Thursday, September 06, 2007

the haggard life of a near 25 year old

M.Poynter gave me my birthday present(s) yesterday, almost 2 months earlier than I should be receiving gifts. I guess he was taking a page after my parents, figuring that since he bought it already that I might as well get some use from them. he got me some great things.
  • a hot tools 1 3/4" curling iron. i from now on shall have beautiful hair!! well okay, only when I have the time.

  • the Process Color Manual. This will be fantastic for if I'm doing future freelance print jobs. and muuuuch cheaper than the pantone booklets.

  • The Namesake by Jhumpa Lahiri. This is a book I've been wanting to read since i saw the movie...been told it's much better in book format.

awesome gifts! i love receiving things that I've been wanting for awhile. but it got me thinking... 2 months until I'm 25 is not very a long time. I seem to remember JUST posting last year about the horrors of turning 24. Aging is never a pretty thing. of course I knew it was going happening, but i don't think I fully realized that it was going to happen to me so soon. Plus 25 is SO much worse than 24. You know how when you round numbers as a kid in math, 25 is rounded up to 30? yeah, that's exactly how I feel.

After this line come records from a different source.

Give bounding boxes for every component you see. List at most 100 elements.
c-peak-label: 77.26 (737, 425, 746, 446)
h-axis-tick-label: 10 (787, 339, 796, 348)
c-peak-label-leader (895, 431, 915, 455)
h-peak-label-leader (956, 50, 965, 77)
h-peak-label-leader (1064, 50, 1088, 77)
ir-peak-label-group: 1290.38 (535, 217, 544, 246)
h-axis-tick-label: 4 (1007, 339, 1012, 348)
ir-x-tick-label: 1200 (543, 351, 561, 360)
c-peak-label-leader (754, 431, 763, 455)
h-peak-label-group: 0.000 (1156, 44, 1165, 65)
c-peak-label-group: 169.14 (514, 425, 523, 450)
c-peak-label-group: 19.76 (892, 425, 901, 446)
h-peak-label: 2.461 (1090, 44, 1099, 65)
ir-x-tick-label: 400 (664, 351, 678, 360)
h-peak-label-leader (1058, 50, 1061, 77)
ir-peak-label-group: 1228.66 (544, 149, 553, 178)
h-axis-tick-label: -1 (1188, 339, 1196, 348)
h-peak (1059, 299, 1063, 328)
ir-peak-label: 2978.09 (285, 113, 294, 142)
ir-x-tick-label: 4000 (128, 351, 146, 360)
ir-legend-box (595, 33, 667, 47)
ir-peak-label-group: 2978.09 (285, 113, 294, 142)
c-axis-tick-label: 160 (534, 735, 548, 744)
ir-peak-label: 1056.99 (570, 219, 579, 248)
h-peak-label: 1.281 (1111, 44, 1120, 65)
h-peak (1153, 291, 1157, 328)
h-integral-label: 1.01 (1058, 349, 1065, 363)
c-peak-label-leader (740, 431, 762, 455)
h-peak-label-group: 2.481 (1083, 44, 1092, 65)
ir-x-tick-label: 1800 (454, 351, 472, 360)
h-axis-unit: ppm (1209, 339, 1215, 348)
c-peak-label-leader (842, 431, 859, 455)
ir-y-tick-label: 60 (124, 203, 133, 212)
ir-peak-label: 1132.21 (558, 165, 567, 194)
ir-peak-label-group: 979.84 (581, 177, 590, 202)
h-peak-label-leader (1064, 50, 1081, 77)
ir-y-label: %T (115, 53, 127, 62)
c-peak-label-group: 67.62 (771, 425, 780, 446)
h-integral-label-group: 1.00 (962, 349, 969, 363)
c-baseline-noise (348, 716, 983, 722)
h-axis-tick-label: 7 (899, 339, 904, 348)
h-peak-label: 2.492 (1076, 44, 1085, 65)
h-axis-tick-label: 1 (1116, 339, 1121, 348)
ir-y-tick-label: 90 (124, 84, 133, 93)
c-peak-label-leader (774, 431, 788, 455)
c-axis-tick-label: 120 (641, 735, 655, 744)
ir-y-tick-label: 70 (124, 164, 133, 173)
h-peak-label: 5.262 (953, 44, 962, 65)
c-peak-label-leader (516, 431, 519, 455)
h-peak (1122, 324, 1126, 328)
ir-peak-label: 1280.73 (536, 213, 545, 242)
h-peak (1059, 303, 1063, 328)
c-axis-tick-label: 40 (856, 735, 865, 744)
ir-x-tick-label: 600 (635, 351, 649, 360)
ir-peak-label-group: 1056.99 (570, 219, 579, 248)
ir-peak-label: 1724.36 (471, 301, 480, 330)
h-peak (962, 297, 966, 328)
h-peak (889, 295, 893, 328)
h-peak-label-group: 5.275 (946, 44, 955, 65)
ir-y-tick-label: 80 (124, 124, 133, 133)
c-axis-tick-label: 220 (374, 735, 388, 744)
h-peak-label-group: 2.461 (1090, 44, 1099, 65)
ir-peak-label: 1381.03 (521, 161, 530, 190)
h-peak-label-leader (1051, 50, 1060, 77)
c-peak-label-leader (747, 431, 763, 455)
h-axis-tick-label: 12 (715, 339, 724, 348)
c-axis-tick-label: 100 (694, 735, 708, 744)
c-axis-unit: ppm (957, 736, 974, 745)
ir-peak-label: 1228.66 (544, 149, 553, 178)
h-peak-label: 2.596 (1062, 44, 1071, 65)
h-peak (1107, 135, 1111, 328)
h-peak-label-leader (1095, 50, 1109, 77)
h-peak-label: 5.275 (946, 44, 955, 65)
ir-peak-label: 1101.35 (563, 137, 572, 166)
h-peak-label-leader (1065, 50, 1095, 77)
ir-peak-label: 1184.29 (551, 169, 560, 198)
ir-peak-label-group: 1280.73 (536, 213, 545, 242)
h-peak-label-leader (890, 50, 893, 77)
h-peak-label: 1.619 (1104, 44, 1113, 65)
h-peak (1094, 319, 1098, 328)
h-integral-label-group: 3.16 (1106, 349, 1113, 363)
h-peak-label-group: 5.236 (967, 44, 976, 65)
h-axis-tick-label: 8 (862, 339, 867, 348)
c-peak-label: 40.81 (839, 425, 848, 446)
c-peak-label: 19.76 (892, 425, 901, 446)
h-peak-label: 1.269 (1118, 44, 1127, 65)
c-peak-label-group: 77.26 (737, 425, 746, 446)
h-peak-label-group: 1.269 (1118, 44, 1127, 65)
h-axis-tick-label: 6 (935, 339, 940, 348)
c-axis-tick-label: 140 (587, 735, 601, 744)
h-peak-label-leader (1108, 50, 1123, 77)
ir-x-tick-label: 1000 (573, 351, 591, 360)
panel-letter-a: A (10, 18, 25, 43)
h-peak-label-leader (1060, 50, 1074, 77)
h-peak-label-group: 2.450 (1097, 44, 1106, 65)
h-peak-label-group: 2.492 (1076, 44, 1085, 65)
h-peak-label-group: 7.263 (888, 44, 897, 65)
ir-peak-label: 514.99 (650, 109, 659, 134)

When you're 24 you're still sort of on the fence, but when you're 25 it's like you blink and you're 30! suddenly my body is creaking a wee more, my digestion sucks even more (although, i still largely blame this on india), i'm more allergic to things than I've ever been, and i'm carrying extra weight I can't seem to get rid of anymore.

I stumbled into the bathroom this morning, looked at myself in the mirror and realized that i looked simply haggard. when did this happen??? where did these bags come from?? wth is up with my face??? it's scary to compare my pictures from even just 2 years ago to now, noticing how fresh and youthful I used to look.

all that aside, mamma mia was just as claimed, "abba-solutely fabulous"! it was everything I imagined it would be: a feel good storyline, cheesy jokes, fabulous shiny disco jumpsuits, and ABBA... lots of ABBA.

*edit* oh yeah, i just remembered. the only minus to the night was this horribly stupid woman with the overly large head. maybe it wasn't so much the head, but the big ass hair. she kept leaning forward in her seat and her hair/head would block the entire stage! i kept wanting to grab her hair in my hands and yank her back into her seat screaming "you're blocking the BLOODY STAGE, YOU HAG!" ...but I didn't. heeh.